I have a text file and i want to check
- total words count in file
- total vowels count in file
- total special character in file

By using Java 8 Streams.

i want output as a Map in a single iteration if possible ie

{"totalWordCount":10,"totalVowelCount":10,"totalSpecialCharacter":10}

i tried below code

    Long wordCount=Files.lines(child).parallel().flatMap(line -> Arrays.stream(line.trim().split(" ")))
                            .map(word -> word.replaceAll("[^a-zA-Z]", "").toLowerCase().trim())
                            .filter(word -> !word.isEmpty())
                            .collect(Collectors.groupingBy(Function.identity(), Collectors.counting())).values().stream().reduce(0L, Long::sum)

but it is giving me only total word count, i am thinking if its possible to return a single map which contain output as above with all count.

Answer 1

If we only had to count special characters and vowels, we could use something like this:

Map<String,Long> result;
try(Stream<String> lines = Files.lines(path)) {
    result = lines
        .flatMap(Pattern.compile("\\s+")::splitAsStream)
        .flatMapToInt(String::chars)
        .filter(c -> !Character.isAlphabetic(c) || "aeiou".indexOf(c) >= 0)
        .mapToObj(c -> "aeiou".indexOf(c)>=0? "totalVowelCount": "totalSpecialCharacter")
        .collect(Collectors.groupingBy(Function.identity(), Collectors.counting()));
}

First we flatten the stream of lines to a stream of words, then to a stream of characters, to group them by their type.

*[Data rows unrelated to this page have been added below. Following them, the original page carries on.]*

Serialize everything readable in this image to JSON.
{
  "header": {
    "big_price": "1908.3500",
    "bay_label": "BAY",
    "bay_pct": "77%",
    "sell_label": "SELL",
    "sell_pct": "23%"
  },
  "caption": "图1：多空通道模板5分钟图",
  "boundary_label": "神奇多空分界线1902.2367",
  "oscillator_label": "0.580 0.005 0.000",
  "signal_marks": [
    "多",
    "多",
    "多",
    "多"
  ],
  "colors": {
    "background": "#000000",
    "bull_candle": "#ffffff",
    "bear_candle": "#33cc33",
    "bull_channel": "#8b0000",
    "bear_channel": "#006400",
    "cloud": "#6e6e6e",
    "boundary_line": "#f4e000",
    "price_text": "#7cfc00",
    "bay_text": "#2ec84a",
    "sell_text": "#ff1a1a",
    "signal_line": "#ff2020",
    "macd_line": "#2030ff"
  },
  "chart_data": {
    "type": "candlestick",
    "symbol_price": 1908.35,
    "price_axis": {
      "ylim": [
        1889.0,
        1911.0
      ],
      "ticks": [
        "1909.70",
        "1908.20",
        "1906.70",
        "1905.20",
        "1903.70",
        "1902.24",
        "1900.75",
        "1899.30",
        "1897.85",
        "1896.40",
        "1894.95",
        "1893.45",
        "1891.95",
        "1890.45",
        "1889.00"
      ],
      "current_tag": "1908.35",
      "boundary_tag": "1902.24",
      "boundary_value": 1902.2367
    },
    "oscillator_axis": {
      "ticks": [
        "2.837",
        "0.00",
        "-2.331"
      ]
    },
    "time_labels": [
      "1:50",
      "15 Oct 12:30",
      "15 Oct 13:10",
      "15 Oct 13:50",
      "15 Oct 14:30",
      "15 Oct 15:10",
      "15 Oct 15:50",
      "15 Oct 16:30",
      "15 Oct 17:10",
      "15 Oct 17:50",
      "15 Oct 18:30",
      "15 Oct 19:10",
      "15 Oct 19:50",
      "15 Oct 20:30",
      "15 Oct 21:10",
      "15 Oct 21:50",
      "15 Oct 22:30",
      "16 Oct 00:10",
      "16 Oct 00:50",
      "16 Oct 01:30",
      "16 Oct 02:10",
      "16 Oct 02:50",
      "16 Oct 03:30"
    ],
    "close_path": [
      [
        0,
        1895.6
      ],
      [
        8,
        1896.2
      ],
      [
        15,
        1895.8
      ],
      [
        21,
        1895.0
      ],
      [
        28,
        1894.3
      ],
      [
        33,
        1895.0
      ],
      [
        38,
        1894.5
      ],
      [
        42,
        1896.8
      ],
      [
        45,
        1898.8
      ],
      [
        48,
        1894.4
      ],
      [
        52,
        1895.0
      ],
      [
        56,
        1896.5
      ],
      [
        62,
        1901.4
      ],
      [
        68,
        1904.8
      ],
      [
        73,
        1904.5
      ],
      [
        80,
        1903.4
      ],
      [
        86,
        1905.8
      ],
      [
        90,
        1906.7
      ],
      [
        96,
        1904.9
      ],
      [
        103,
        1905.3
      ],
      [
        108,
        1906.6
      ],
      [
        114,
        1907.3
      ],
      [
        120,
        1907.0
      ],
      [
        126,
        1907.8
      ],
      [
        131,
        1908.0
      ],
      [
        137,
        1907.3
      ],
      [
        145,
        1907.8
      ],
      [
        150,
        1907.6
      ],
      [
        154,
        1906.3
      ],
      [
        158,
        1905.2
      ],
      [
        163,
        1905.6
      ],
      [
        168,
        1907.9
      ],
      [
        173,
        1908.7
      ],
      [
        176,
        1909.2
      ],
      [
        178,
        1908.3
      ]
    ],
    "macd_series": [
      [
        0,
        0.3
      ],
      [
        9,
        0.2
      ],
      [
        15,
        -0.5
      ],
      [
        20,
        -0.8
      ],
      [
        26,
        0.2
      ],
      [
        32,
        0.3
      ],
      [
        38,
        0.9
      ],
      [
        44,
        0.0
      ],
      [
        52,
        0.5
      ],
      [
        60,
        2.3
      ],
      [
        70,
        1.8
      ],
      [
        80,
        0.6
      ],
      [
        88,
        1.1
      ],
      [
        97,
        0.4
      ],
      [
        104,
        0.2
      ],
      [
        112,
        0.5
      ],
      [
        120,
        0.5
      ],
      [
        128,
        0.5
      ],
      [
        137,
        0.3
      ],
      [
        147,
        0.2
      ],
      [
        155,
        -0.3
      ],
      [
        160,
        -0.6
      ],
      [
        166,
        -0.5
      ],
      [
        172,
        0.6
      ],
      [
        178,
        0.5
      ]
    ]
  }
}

This works smoothly as “special character” and “vowel” are mutual exclusive. In principle, the flattening to words could have been omitted if we just extend the filter to skip white-space characters, but here, it helps getting to a solution counting words.

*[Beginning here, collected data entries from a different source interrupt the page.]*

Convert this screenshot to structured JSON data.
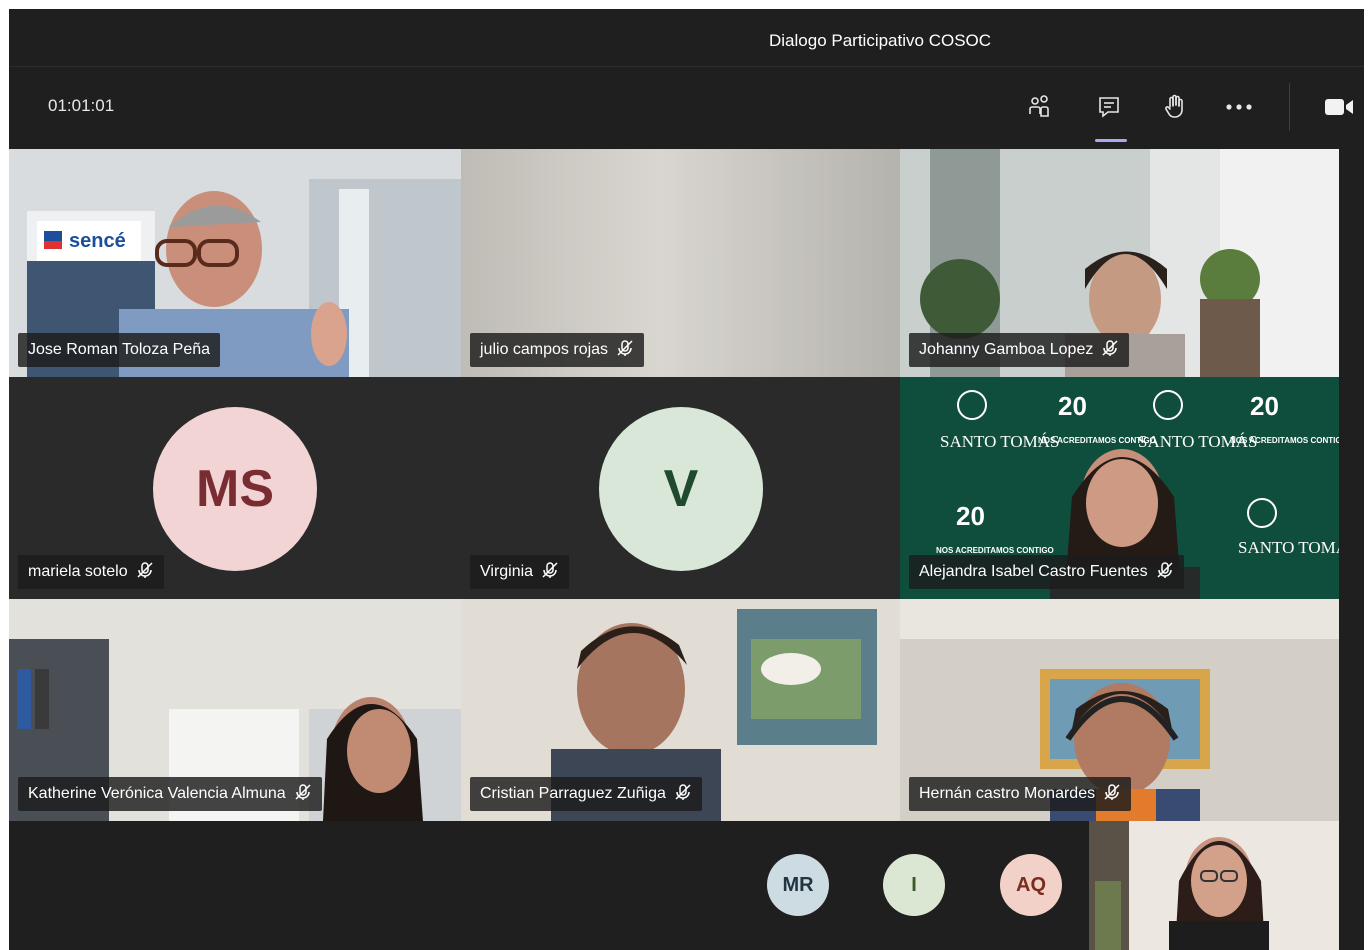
{
  "meeting": {
    "title": "Dialogo Participativo COSOC",
    "timer": "01:01:01"
  },
  "toolbar": {
    "icons": [
      "people-icon",
      "chat-icon",
      "raise-hand-icon",
      "more-options-icon",
      "camera-icon"
    ]
  },
  "participants": [
    {
      "name": "Jose Roman Toloza Peña",
      "muted": false,
      "video": true
    },
    {
      "name": "julio campos rojas",
      "muted": true,
      "video": true
    },
    {
      "name": "Johanny Gamboa Lopez",
      "muted": true,
      "video": true
    },
    {
      "name": "mariela sotelo",
      "muted": true,
      "initials": "MS",
      "avatar_bg": "#f2d4d4",
      "avatar_fg": "#7a2c33"
    },
    {
      "name": "Virginia",
      "muted": true,
      "initials": "V",
      "avatar_bg": "#d9e7d9",
      "avatar_fg": "#1f4a2d"
    },
    {
      "name": "Alejandra Isabel Castro Fuentes",
      "muted": true,
      "video": true
    },
    {
      "name": "Katherine Verónica Valencia Almuna",
      "muted": true,
      "video": true
    },
    {
      "name": "Cristian Parraguez Zuñiga",
      "muted": true,
      "video": true
    },
    {
      "name": "Hernán castro Monardes",
      "muted": true,
      "video": true
    }
  ],
  "overflow_avatars": [
    {
      "initials": "MR",
      "bg": "#cddbe3",
      "fg": "#203642"
    },
    {
      "initials": "I",
      "bg": "#dbe7d3",
      "fg": "#3a5a2a"
    },
    {
      "initials": "AQ",
      "bg": "#f2d2c8",
      "fg": "#7a2c1e"
    }
  ],
  "background_texts": {
    "sence_logo": "sencé",
    "santo_tomas": "SANTO TOMÁS",
    "nos_acreditamos": "NOS ACREDITAMOS CONTIGO",
    "anniversary": "20"
  }
}
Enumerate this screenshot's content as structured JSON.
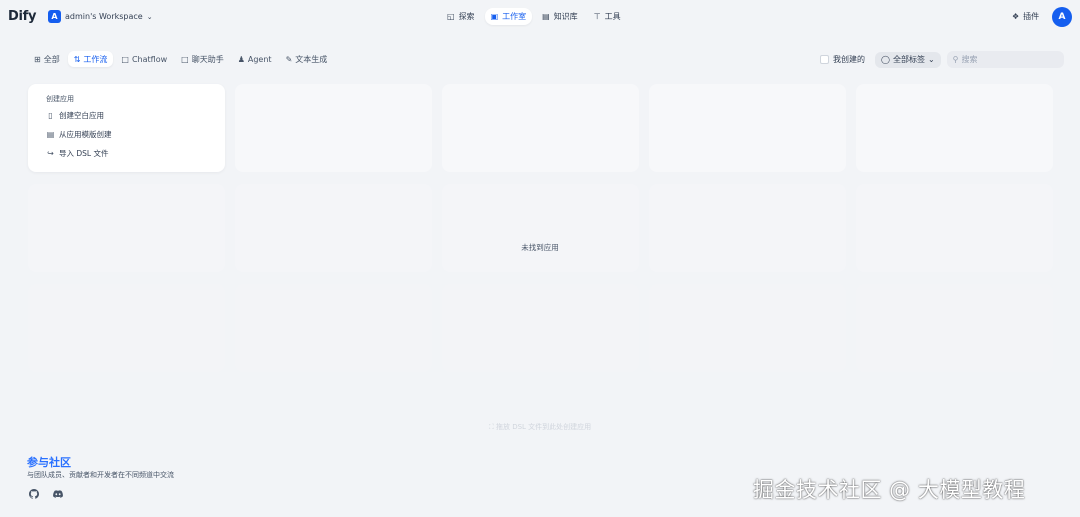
{
  "header": {
    "logo": "Dify",
    "workspace_avatar": "A",
    "workspace_name": "admin's Workspace",
    "nav": [
      {
        "label": "探索",
        "icon": "compass-icon",
        "active": false
      },
      {
        "label": "工作室",
        "icon": "robot-icon",
        "active": true
      },
      {
        "label": "知识库",
        "icon": "book-icon",
        "active": false
      },
      {
        "label": "工具",
        "icon": "hammer-icon",
        "active": false
      }
    ],
    "plugins_label": "插件",
    "user_avatar": "A"
  },
  "filters": {
    "tabs": [
      {
        "label": "全部",
        "icon": "grid-icon",
        "active": false
      },
      {
        "label": "工作流",
        "icon": "workflow-icon",
        "active": true
      },
      {
        "label": "Chatflow",
        "icon": "chatflow-icon",
        "active": false
      },
      {
        "label": "聊天助手",
        "icon": "chat-icon",
        "active": false
      },
      {
        "label": "Agent",
        "icon": "agent-icon",
        "active": false
      },
      {
        "label": "文本生成",
        "icon": "text-gen-icon",
        "active": false
      }
    ],
    "mine_label": "我创建的",
    "tag_label": "全部标签",
    "search_placeholder": "搜索"
  },
  "create_card": {
    "title": "创建应用",
    "items": [
      {
        "label": "创建空白应用",
        "icon": "file-icon"
      },
      {
        "label": "从应用模版创建",
        "icon": "template-icon"
      },
      {
        "label": "导入 DSL 文件",
        "icon": "import-icon"
      }
    ]
  },
  "empty_text": "未找到应用",
  "dsl_hint": "拖放 DSL 文件到此处创建应用",
  "footer": {
    "title": "参与社区",
    "desc": "与团队成员、贡献者和开发者在不同频道中交流"
  },
  "watermark": "掘金技术社区 @ 大模型教程",
  "colors": {
    "accent": "#155eef",
    "background": "#f2f4f7"
  }
}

Since words are a different kind of entity than characters, counting them in the same operation is not that straight-forward. One solution is to inject a pseudo character for each word and count it just like other characters at the end. Since all actual characters are positive, we can use -1 for that:

Map<String,Long> result;
try(Stream<String> lines = Files.lines(path)) {
    result = lines.flatMap(Pattern.compile("\\s+")::splitAsStream)
        .flatMapToInt(w -> IntStream.concat(IntStream.of(-1), w.chars()))
        .mapToObj(c -> c==-1? "totalWordCount": "aeiou".indexOf(c)>=0? "totalVowelCount":
                Character.isAlphabetic(c)? "totalAlphabetic": "totalSpecialCharacter")
        .collect(Collectors.groupingBy(Function.identity(), Collectors.counting()));
}

This adds a "totalAlphabetic" category in addition to the others into the result map. If you do not want that, you can insert a .filter(cat -> !cat.equals("totalAlphabetic")) step between the mapToObj and collect steps. Or use a filter like in the first solution before the mapToObj step.

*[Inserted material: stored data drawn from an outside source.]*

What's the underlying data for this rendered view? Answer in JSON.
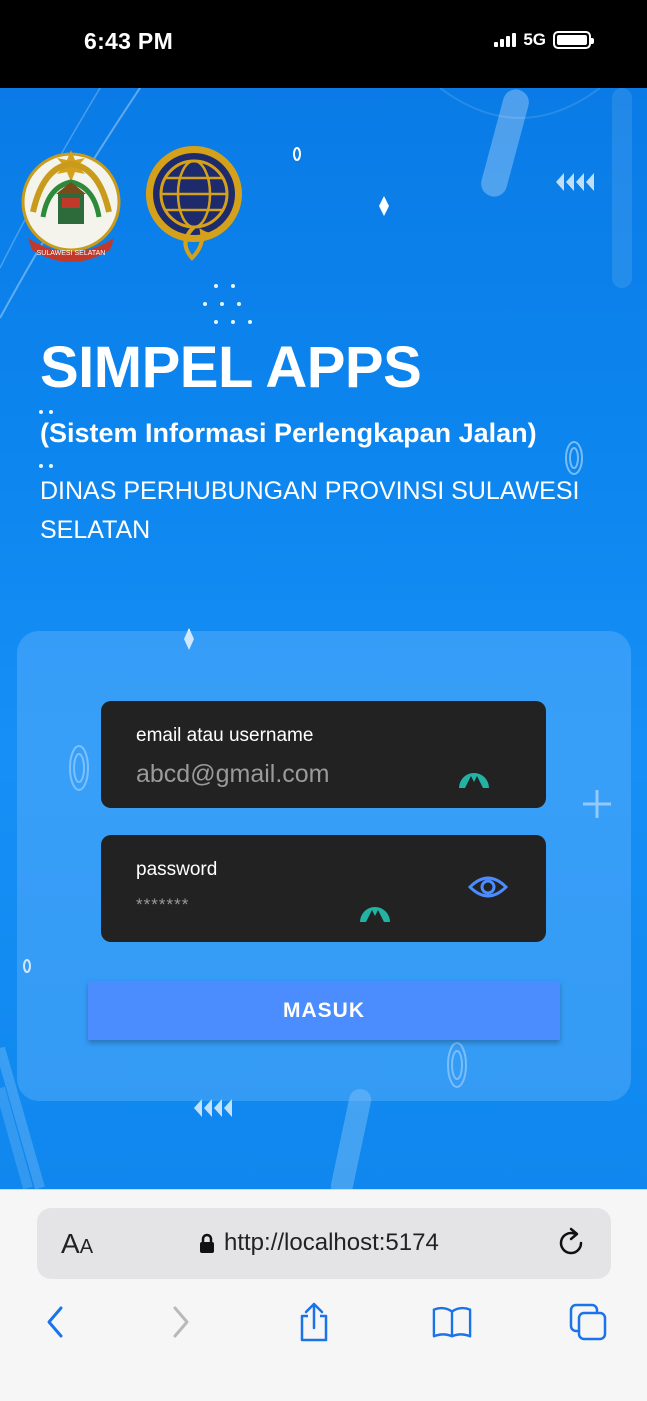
{
  "status_bar": {
    "time": "6:43 PM",
    "network": "5G"
  },
  "hero": {
    "title": "SIMPEL APPS",
    "subtitle": "(Sistem Informasi Perlengkapan Jalan)",
    "agency": "DINAS PERHUBUNGAN PROVINSI SULAWESI SELATAN"
  },
  "login": {
    "email_label": "email atau username",
    "email_placeholder": "abcd@gmail.com",
    "password_label": "password",
    "password_value": "*******",
    "submit_label": "MASUK"
  },
  "browser": {
    "url": "http://localhost:5174",
    "text_size_big": "A",
    "text_size_small": "A"
  },
  "colors": {
    "accent": "#4b8cff",
    "field_bg": "#222222",
    "hero_blue": "#0d86ef"
  }
}
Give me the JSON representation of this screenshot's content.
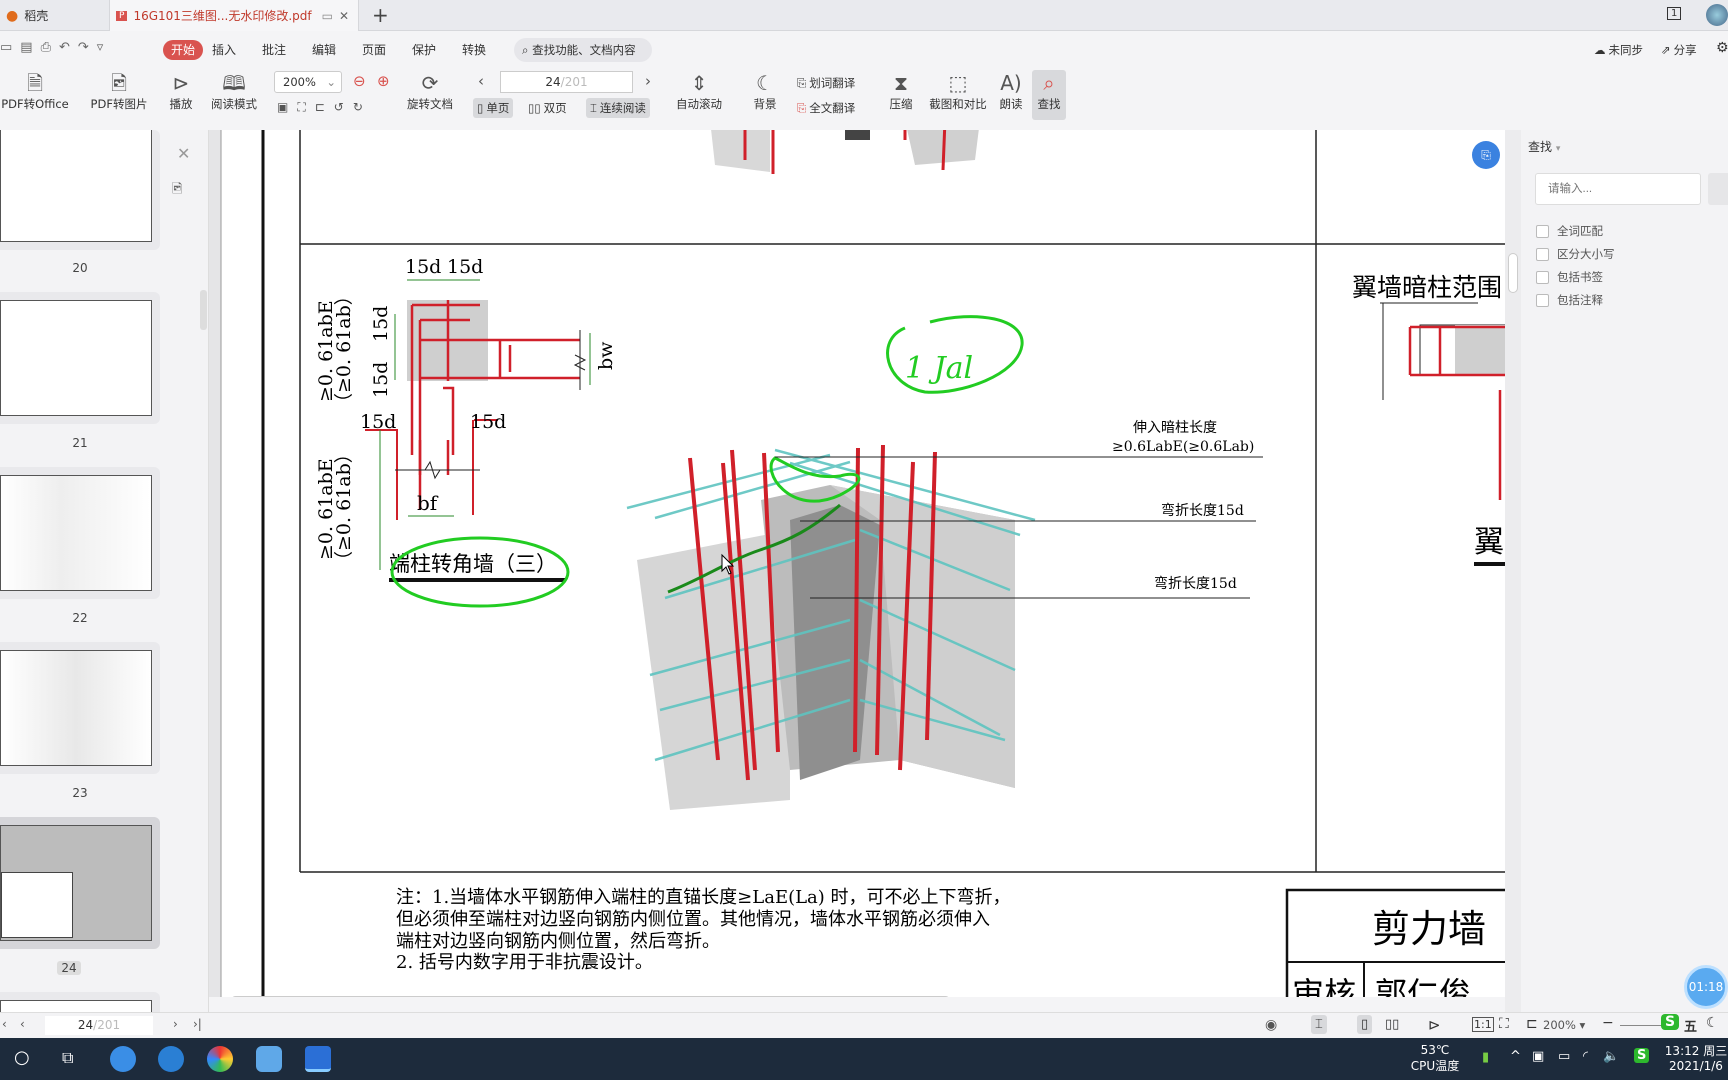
{
  "tabs": [
    {
      "label": "稻壳"
    },
    {
      "label": "16G101三维图...无水印修改.pdf"
    }
  ],
  "new_tab": "+",
  "menu": [
    "开始",
    "插入",
    "批注",
    "编辑",
    "页面",
    "保护",
    "转换"
  ],
  "search_placeholder": "查找功能、文档内容",
  "sync": "未同步",
  "share": "分享",
  "window_count": "1",
  "toolbar": {
    "pdf_to_office": "PDF转Office",
    "pdf_to_image": "PDF转图片",
    "play": "播放",
    "read_mode": "阅读模式",
    "zoom": "200%",
    "rotate": "旋转文档",
    "page_current": "24",
    "page_total": "/201",
    "single": "单页",
    "double": "双页",
    "continuous": "连续阅读",
    "auto_scroll": "自动滚动",
    "background": "背景",
    "word_translate": "划词翻译",
    "full_translate": "全文翻译",
    "compress": "压缩",
    "screenshot_compare": "截图和对比",
    "read_aloud": "朗读",
    "find": "查找"
  },
  "thumbnails": [
    "20",
    "21",
    "22",
    "23",
    "24"
  ],
  "left_nav": {
    "page": "24",
    "total": "/201"
  },
  "drawing": {
    "dim_15d": "15d",
    "dim_bw": "bw",
    "dim_bf": "bf",
    "dim_left1": "≥0. 61abE",
    "dim_left1b": "（≥0. 61ab）",
    "title": "端柱转角墙（三）",
    "label1a": "伸入暗柱长度",
    "label1b": "≥0.6LabE(≥0.6Lab)",
    "label2": "弯折长度15d",
    "label3": "弯折长度15d",
    "right_title": "翼墙暗柱范围",
    "right_char": "翼",
    "notes": [
      "注：1.当墙体水平钢筋伸入端柱的直锚长度≥LaE(La) 时，可不必上下弯折，",
      "但必须伸至端柱对边竖向钢筋内侧位置。其他情况，墙体水平钢筋必须伸入",
      "端柱对边竖向钢筋内侧位置，然后弯折。",
      "2. 括号内数字用于非抗震设计。"
    ],
    "titleblock": "剪力墙",
    "review": "审核",
    "reviewer": "郭仁俊",
    "handwriting": "1 Jal"
  },
  "find_panel": {
    "title": "查找",
    "placeholder": "请输入...",
    "options": [
      "全词匹配",
      "区分大小写",
      "包括书签",
      "包括注释"
    ]
  },
  "status": {
    "zoom": "200%",
    "ime": "五",
    "timer": "01:18"
  },
  "taskbar": {
    "temp": "53℃",
    "temp_label": "CPU温度",
    "time": "13:12 周三",
    "date": "2021/1/6"
  },
  "colors": {
    "accent": "#d9534f",
    "rebar_red": "#d0202a",
    "rebar_teal": "#5fc4c0",
    "annotation_green": "#22cc22"
  }
}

As an additional note, this solution does more work than necessary, because it splits the input into lines, which is not necessary as we can treat line breaks just like other white-space, ie as a word boundary. Starting with Java 9, we can use Scanner for the job:

Map<String,Long> result;
try(Scanner scanner = new Scanner(path)) {
    result = scanner.findAll("\\S+")
        .flatMapToInt(w -> IntStream.concat(IntStream.of(-1), w.group().chars()))
        .mapToObj(c -> c==-1? "totalWordCount": "aeiou".indexOf(c)>=0? "totalVowelCount":
                Character.isAlphabetic(c)? "totalAlphabetic": "totalSpecialCharacter")
        .collect(Collectors.groupingBy(Function.identity(), Collectors.counting()));
}

This will split the input into words in the first place without treating line breaks specially. This answer contains a Java 8 compatible implementation of Scanner.findAll .

The solutions above consider every character which is neither white-space nor alphabetic as “special character”. If your definition of “special character” is different, it should not be too hard to adapt the solutions.